There's no one else here at the moment, but in the evening this table brims and bubbles with commotion. My wife and I have three daughters, and one of the most important rules we have is that everyone has to be present at the dinner table who is home.
It doesn't matter how much homework there is; whether the book sits at the zenith of literature, or its nadir; if you're so full of energy that you can't sit still; or even if you ate already at a friend's house. Dinner time is family time. Attendance is mandatory.
Thus it was that last night the girls sang a medley that ran through "Before He Cheats," "Set Fire to the Rain," selections from "Hamilton" and a dozen other songs. They sang in harmony and they sang over each other, but either way they were having a blast.
Sometimes at dinner the girls encourage each other, and sometimes they instigate. Often the youngest will switch from egging one sister on to egging on the other. Doesn't matter. I wouldn't trade a moment of it away.

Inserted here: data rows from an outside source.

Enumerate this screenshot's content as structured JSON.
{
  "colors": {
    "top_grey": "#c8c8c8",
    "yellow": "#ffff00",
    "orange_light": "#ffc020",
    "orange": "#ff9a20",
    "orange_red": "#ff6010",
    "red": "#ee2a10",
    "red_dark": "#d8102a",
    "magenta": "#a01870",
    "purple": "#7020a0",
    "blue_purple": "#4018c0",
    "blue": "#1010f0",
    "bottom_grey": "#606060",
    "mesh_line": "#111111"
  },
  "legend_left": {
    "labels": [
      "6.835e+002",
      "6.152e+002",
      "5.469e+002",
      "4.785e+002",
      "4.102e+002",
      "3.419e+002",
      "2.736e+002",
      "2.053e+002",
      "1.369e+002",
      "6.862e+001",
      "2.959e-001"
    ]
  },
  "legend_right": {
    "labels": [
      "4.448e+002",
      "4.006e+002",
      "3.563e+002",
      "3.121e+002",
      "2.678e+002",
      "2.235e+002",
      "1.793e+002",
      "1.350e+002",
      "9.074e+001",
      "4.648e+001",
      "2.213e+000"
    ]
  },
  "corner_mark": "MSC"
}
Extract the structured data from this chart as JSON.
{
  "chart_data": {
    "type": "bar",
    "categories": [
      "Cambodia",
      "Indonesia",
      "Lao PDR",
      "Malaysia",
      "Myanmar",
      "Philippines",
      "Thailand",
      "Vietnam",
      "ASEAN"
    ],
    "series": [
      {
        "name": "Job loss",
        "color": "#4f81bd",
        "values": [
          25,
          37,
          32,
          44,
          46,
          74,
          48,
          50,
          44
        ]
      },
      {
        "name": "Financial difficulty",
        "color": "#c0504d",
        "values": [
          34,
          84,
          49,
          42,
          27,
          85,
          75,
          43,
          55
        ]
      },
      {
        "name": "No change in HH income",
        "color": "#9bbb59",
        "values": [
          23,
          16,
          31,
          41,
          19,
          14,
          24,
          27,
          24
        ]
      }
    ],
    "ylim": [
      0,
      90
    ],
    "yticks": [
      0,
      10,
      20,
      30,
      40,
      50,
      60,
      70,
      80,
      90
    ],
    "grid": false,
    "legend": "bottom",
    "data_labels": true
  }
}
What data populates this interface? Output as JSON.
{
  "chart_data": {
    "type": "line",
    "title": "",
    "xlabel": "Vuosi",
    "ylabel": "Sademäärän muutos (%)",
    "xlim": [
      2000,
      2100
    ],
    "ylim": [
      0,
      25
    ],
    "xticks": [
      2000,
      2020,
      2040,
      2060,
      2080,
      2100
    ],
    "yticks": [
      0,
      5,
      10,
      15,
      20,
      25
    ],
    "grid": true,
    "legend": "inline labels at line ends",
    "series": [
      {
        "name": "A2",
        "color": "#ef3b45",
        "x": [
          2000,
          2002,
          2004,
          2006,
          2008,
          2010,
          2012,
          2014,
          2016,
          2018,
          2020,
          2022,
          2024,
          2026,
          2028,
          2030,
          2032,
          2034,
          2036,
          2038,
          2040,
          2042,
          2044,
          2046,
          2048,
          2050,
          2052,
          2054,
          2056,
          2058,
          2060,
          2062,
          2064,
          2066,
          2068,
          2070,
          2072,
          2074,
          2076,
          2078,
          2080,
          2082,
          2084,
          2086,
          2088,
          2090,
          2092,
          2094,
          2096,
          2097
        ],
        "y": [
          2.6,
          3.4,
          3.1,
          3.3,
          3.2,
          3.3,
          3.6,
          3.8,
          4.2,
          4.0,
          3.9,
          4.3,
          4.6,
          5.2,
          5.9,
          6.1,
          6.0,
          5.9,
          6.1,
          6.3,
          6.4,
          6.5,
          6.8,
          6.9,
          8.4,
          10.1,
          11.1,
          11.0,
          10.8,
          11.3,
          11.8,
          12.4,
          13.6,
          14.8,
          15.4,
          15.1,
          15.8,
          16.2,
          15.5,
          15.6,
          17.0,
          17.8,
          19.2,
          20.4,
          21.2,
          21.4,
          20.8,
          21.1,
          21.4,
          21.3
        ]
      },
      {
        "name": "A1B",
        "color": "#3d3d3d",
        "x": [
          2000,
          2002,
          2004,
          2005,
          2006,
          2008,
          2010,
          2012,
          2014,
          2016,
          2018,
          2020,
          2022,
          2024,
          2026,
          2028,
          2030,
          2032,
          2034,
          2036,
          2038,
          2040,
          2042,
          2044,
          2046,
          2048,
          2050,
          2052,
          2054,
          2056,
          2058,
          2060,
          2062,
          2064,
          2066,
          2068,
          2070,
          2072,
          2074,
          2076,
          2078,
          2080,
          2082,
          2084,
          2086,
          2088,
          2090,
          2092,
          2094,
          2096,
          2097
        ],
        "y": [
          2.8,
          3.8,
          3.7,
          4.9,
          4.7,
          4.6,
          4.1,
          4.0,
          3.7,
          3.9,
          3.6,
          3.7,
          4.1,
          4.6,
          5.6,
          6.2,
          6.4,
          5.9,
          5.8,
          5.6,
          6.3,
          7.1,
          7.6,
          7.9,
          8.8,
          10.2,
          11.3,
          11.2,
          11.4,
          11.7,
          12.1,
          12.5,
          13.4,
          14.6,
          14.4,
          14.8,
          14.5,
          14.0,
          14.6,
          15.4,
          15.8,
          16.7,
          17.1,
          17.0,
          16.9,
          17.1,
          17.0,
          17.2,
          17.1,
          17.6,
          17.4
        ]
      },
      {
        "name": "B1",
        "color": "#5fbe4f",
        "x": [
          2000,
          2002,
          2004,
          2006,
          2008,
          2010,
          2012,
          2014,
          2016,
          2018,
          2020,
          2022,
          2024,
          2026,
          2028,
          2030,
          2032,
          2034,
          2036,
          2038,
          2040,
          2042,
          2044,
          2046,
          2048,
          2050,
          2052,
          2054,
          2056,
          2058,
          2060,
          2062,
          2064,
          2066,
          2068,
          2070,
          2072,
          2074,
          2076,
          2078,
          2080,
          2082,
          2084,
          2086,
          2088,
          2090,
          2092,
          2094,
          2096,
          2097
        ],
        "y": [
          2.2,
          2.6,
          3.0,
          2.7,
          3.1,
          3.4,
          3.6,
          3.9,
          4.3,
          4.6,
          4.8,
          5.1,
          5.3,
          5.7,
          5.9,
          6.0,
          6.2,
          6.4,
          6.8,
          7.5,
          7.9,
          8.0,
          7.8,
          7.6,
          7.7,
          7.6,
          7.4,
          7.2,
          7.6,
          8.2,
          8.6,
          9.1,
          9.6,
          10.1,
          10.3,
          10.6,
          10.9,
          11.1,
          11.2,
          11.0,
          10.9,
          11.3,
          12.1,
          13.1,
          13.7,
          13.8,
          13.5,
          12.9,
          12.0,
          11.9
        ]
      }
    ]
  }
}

The girls raise such a din that it can be a lost cause trying to communicate, but amid all the hullabaloo that they whoop up together, the girls are forging the same adamantine bonds that my brothers and I forged more than 30 years ago. They're one another's best friends, with a circle knit so tightly that no one and nothing can tear it apart.
Sisters can have a powerful bond because they were born to the same parents, but luckily there are times God sends us other kindred born to different parents, in a different culture, or from a different walk of life. Born together or discovered separately, the unbreakable relationship is something to be treasured and never cast aside.
There are times that it's the only thing that makes this life bearable.